4th Governor of Albemarle Sound
- In office 1672–1675
- Preceded by: Peter Carteret
- Succeeded by: Thomas Eastchurch

6th Governor of Albemarle Sound
- In office 1676–1677
- Preceded by: Thomas Eastchurch
- Succeeded by: Thomas Miller

10th Governor of Albemarle Sound
- In office 1680–1681
- Preceded by: John Harvey (the successor of Harvey and predecessor of Jenkins, Henry Wilkinson, never served)
- Succeeded by: Thomas Miller

Personal details
- Born: England
- Died: 17 December 1681 Perquimans County, North Carolina
- Spouse(s): Ann, Johanna Gerald
- Occupation: Soldier and governor of Albemarle County

= John Jenkins (governor) =

English soldier and radical advocate for self-government

John Jenkins was an English soldier and radical advocate for self-government. He served as governor of Albemarle (now North Carolina) four times: 1672–1675; 1676–1677; 1678–1679; 1680–1681, becoming the only person who has served as proprietary governor so many times.

== Biography ==

John Jenkins was born in England. Jenkins first arrived in Maryland in the 1650s. He was given the title Captain, and he likely served in Oliver Cromwell's New Model Army. His first wife, Ann, was listed as a "transport" in local records, and likely arrived in Maryland as a servant. Ann died around the time her terms of service expired. Jenkins then married Johanna Gerald, whose family was widely known in the Chesapeake for their radical, antimonarchical views and support for democratic republican government in the English colonies. John and Johanna initially lived on a track of land in Charles County, Maryland. After a group of republicans rejected Maryland's royalist government, John served in some representative capacity in local government. With Royalist government restored in Maryland in the early 1660s, John and Johanna moved to settlements in Albemarle Sound in the early 1660s. These settlements were highly egalitarian, peopled by refugees, outcasts, and egalitarians who had battled against aristocracy and monarchy in the English Civil Wars. Radically egalitarian religious groups such as the Quakers, who had been persecuted and driven out of Massachusetts and Virginia, found a warm reception in Albemarle. The English settlers around Albemarle cultivated and maintained unusually respectful relations with the region's Native American groups.

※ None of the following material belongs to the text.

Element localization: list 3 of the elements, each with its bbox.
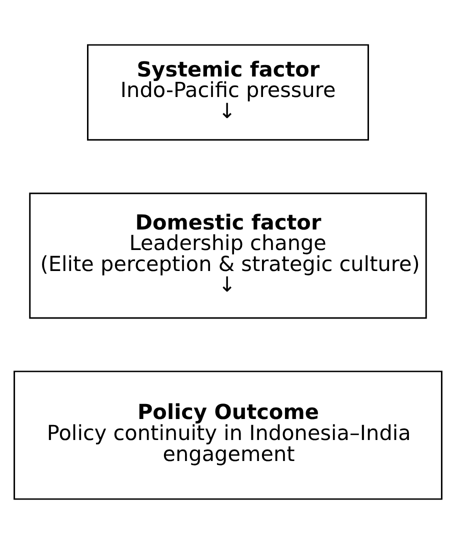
node-box: Policy Outcome Policy continuity in Indonesia–India engagement (14, 370, 442, 500)
node-box: Domestic factor Leadership change (Elite perception & strategic culture) ↓ (29, 192, 427, 318)
node-box: Systemic factor Indo-Pacific pressure ↓ (87, 44, 369, 140)
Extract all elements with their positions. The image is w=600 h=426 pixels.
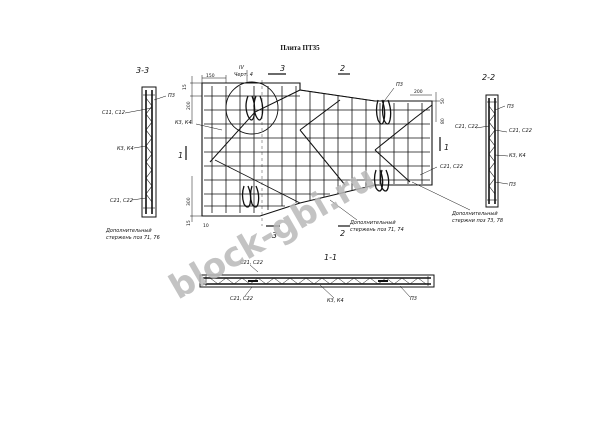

In 1670 he was deputy of the Earl of Craven and had risen to the dignity of Colonel, and was senior member of the Council.

When Governor Carteret left Albemarle in April 1672 and went to England, he authorized Colonel Jenkins as deputy governor. As acting governor, Jenkins welcomed radical Quakers such as George Fox to the colony. Jenkins remained De facto governor for more than three years. By fall 1675, the colonists had established a new assembly, which was led by Thomas Eastchurch. Eastchurch had Jenkins imprisoned and assumed the role of the Governor of General Assembly of North Carolina. However, in the spring of 1676, Johanna Jenkins rallied her husband's allies and had him released from prison. Now free, Jenkins forced Eastchurch out of Albemarle. When Virginians who had been involved in Bacon's Rebellion had to flee, Jenkins welcomed them to Albemarle, where they would be safe from retribution by Virginia Governor Berkeley. Under Jenkins, settlers in Albemarle had also developed trade relations with New England merchants, who gladly worked with the Albemarle settlers to evade imperial customs duties.

Royalists such as Thomas Miller and Thomas Eastchurch informed officials in London that Jenkins was allowing democracy to flourish in Albemarle and that he and others were working with New England merchants, who were already suspect in London. Miller, promising to restore royal rule and eliminate the radicalism that pervaded the Albemarle settlements, managed to have himself appointed governor. However, Miller did not serve long, as the Albemarle settlers, led by Jenkins, plotted Miller's overthrow. The series of event took place known as Culpeper's Rebellion, leading to the arrest of Miller and Jenkins' elevation to governor by popular acclaim. The rebel government held position to the end of 1678, and the assembly met in the home of John and Johanna Jenkins. During that time, the radically democratic Albemarle republic became, in the words of one Royalist official, a haven for "negros, Indians and English servants." As the southern colonies became more heavily dominated by white planters committed to black slavery, servants, slaves, and other democrats fled to the Jenkins' Albemarle settlements. More than anywhere in colonial America, the Albemarle settlements led by John and Johanna Jenkins became a multi-racial democracy where women exercised political influence. In 1679 John Harvey assumed the position, but died six months later. The council elected Jenkins acting governor. In this position he served up to his death in Perquimans County, North Carolina, on 17 December 1681.

== Personal life ==
John Jenkins is believed to have graduated from Clare College, Cambridge in 1642. Jenkins married twice. He was survived by Johanna, who later married Thomas Harvey (North Carolina governor). No exact data is stored about the heirs of Jenkins, also it might be that he had a daughter Joanna Jenkins.